Laurie Segall, thank you.

It's so fascinating to think they can actually do that, assess images in that way.

Laurie Segall doing the job for us live today.

Another big story we're following as well, some brand new drug guidelines, all meant to prevent strokes and heart attacks. Apparently, weren't exactly -- well, how do we say this? They're being revised, trying to clear up the confusion over who really needs to take statins and how to calculate correctly whether you would be a candidate. That's coming up next.

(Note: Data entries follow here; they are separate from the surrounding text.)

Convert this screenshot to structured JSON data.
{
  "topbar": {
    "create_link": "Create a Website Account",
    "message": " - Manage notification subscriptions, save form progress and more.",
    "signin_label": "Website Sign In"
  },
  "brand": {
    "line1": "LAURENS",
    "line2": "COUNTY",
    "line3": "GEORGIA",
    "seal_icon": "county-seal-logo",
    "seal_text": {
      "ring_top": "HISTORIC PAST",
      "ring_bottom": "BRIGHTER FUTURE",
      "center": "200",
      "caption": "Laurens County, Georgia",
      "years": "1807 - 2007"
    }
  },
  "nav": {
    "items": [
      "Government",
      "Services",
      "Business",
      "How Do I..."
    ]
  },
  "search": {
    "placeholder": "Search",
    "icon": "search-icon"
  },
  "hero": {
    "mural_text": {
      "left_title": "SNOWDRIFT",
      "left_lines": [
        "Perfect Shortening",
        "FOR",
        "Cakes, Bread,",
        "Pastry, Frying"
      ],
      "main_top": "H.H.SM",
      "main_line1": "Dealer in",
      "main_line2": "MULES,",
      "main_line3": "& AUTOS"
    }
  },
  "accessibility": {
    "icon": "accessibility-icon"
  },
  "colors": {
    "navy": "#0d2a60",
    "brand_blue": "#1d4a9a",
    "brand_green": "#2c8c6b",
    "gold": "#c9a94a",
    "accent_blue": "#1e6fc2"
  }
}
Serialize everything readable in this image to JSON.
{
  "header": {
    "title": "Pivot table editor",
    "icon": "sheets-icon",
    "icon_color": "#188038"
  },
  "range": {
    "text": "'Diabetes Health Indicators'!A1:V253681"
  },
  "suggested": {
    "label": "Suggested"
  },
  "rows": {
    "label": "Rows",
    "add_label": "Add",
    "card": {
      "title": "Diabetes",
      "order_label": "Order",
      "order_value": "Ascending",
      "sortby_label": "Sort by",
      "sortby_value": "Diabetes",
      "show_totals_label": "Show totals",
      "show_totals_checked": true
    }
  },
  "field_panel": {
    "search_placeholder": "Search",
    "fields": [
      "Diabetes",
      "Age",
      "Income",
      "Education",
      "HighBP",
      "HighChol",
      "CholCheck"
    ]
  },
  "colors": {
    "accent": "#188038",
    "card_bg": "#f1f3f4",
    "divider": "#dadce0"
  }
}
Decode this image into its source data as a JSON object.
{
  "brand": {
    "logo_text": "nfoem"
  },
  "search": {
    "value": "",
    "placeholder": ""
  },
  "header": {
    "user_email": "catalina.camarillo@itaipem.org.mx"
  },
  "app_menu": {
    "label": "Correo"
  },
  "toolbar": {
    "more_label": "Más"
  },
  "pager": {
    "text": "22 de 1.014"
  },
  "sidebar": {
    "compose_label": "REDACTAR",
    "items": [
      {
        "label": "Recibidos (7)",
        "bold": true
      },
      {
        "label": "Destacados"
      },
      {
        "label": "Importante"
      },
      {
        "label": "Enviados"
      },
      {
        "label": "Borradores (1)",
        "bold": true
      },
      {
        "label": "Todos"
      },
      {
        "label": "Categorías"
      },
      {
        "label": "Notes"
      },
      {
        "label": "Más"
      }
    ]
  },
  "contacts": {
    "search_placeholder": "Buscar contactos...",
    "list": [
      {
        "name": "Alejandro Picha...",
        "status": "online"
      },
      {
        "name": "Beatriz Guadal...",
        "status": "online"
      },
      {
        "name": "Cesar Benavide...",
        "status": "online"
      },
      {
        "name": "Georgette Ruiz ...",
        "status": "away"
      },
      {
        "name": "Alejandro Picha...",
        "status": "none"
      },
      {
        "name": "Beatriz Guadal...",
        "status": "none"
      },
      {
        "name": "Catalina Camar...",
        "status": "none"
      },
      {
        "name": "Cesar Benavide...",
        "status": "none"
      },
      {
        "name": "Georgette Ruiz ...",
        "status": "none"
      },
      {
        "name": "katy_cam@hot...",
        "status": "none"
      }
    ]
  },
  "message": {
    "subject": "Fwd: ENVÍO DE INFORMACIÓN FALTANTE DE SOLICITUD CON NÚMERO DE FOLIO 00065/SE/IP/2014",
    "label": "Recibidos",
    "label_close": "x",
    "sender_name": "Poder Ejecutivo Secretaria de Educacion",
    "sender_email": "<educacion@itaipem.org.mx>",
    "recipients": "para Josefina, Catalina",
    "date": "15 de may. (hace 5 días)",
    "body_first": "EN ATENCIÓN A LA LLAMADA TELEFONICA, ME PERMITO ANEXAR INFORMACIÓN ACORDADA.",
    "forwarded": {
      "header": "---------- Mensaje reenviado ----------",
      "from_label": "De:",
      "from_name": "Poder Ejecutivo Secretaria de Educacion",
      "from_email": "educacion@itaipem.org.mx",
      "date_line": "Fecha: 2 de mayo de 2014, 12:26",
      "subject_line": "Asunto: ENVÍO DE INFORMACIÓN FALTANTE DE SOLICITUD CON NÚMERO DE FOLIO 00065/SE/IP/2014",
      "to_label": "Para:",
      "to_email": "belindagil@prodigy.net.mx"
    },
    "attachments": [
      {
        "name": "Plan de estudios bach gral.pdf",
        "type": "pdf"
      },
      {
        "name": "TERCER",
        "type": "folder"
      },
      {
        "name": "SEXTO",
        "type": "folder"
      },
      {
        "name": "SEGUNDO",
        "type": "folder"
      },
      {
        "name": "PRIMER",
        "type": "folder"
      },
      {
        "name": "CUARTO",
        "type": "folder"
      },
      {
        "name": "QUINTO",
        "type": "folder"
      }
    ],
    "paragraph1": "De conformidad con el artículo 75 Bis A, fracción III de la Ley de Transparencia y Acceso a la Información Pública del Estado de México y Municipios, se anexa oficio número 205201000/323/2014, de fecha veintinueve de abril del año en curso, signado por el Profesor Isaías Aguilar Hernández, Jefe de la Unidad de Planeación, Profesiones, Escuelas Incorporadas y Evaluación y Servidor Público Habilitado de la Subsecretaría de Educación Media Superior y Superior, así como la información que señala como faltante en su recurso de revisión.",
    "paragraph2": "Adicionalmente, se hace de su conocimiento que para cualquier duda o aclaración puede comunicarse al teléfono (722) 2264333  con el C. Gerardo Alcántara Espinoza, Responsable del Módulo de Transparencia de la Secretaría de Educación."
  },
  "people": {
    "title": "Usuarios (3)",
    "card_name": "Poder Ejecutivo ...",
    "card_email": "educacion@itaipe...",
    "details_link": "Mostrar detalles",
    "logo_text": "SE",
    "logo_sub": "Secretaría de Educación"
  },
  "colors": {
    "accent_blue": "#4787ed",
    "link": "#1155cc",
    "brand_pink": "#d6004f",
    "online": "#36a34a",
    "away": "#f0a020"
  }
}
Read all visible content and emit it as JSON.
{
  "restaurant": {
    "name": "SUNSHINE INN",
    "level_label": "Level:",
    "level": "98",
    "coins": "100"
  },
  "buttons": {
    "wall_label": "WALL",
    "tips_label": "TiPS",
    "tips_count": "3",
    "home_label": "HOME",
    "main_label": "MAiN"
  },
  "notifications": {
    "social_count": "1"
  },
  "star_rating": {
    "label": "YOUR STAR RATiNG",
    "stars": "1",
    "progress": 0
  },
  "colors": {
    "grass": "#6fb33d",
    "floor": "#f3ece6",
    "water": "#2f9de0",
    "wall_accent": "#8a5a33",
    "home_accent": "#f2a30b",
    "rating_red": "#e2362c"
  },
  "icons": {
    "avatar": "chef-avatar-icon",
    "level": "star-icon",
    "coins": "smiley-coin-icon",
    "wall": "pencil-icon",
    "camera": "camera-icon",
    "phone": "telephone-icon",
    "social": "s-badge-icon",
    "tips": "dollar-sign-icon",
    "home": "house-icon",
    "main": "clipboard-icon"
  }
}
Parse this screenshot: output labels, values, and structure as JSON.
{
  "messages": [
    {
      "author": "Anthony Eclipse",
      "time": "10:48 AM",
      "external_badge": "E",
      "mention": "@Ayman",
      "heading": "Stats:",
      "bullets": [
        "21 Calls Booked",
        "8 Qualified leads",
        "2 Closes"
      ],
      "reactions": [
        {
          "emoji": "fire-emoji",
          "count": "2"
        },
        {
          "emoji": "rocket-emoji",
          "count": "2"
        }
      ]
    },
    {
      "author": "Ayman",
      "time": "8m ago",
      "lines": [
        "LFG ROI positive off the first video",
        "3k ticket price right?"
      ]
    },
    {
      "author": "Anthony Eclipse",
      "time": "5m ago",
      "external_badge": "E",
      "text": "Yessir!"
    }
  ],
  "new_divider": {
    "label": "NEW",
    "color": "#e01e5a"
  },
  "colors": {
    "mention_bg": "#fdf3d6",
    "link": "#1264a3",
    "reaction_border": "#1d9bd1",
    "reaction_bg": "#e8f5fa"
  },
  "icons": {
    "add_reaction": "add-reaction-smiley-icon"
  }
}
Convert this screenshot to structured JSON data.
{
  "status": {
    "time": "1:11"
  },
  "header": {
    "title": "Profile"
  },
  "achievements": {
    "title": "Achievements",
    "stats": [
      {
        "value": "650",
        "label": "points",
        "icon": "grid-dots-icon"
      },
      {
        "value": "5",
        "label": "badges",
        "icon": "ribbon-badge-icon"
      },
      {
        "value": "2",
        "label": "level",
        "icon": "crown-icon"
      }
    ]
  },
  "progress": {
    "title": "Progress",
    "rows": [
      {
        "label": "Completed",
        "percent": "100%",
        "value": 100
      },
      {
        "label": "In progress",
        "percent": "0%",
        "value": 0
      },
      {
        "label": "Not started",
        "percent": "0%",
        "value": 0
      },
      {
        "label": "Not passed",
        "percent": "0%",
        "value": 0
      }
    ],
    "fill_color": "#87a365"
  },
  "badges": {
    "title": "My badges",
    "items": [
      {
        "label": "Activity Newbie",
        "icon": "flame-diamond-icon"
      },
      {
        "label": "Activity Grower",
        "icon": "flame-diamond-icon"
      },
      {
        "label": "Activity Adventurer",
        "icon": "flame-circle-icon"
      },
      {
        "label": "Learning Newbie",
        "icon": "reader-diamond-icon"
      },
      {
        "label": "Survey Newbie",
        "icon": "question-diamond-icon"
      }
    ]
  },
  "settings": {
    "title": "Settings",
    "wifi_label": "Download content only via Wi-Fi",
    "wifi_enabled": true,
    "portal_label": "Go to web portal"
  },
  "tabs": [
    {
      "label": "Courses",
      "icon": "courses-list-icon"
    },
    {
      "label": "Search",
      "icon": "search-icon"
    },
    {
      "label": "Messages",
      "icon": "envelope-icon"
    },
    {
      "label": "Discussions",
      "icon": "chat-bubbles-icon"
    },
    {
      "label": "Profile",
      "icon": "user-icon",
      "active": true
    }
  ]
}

BANFIELD: A brand new tool to help people determine how risky their cholesterol levels might be is a little rickety it might seem. Some doctors are saying the risk calculator, just unveiled last week to help them figure it out, is flawed.

Our senior medical correspondent, Elizabeth Cohen, joins me now.

What? How did this happen?

ELIZABETH COHEN, CNN SENIOR MEDICAL CORRESPONDENT: I know. I know. Now it's a point of contention. Some doctors at Harvard and other places are saying this calculator tells people who don't need statins that they do, and it tells people that do need statins that they don't.

BANFIELD: All of that could be lethal.

COHEN: It's not great. You don't want that to happen.

The American Heart Association just had a press conference and they said, no, our calculator is totally fine.

But I'll tell you, I got on the phone with a doctor within the AHA, within the Heart Association, high up, instrumental in this process, and he said, Elizabeth, I can't vouch for this algorithm.


COHEN: I think it needs to be re-evaluated. So there seems to be disagreement even within the Heart Association about how good this calculator is.

BANFIELD: While they're trying to figure it out, is it at least offline? Have they taken it down, offline, so everybody is not logging on and doing this?

COHEN: The bottom line of what you need to do is you need to go to your doctor and you need to say, look, what are my cholesterol numbers and what's my personal profile? Do I have high blood pressure, diabetes? And then you need to make a decision from there. So you don't have to rely on the calculator. You make a decision with your doctor. What are my numbers? What's my personal history? What is my family history? And make a decision from there.

BANFIELD: So what you're saying is being an empowered patient.


COHEN: That is exactly what I'm saying. That is what I'm saying.

BANFIELD: Nicely done. Get it in there.


Push your book, "Empowered Patient," great reading.

Thank you, Elizabeth Cohen.

COHEN: Thank you.

BANFIELD: Always good to see you. Thanks so much.

And thank you, everyone, for joining us. It's been nice to have you with us. We're continuing to watch Toronto live. That city council meeting will be taken live by CNN.

In the meantime, I'm going to pass you on to AROUND THE WORLD, which starts now.

SUZANNE MALVEAUX, CNN ANCHOR: Toronto terror in the nation's heartland. That is where we begin this hour of AROUND THE WORLD. I'm Suzanne Malveaux. Michael Holmes is off today.

I want to talk about this. This is neighborhoods flattened. Lives shattered. At least six people confirmed dead after this powerful storm is ripping through the Midwest.


UNIDENTIFIED MALE: It's on the ground! It's on the ground!

UNIDENTIFIED MALE: Our Father, who art in heaven, hallowed be thy name, they kingdom come, thy will be done on earth as it is in Heaven. Give us this day our daily bread. And forgive us our trespasses as we forgive those who trespass against us.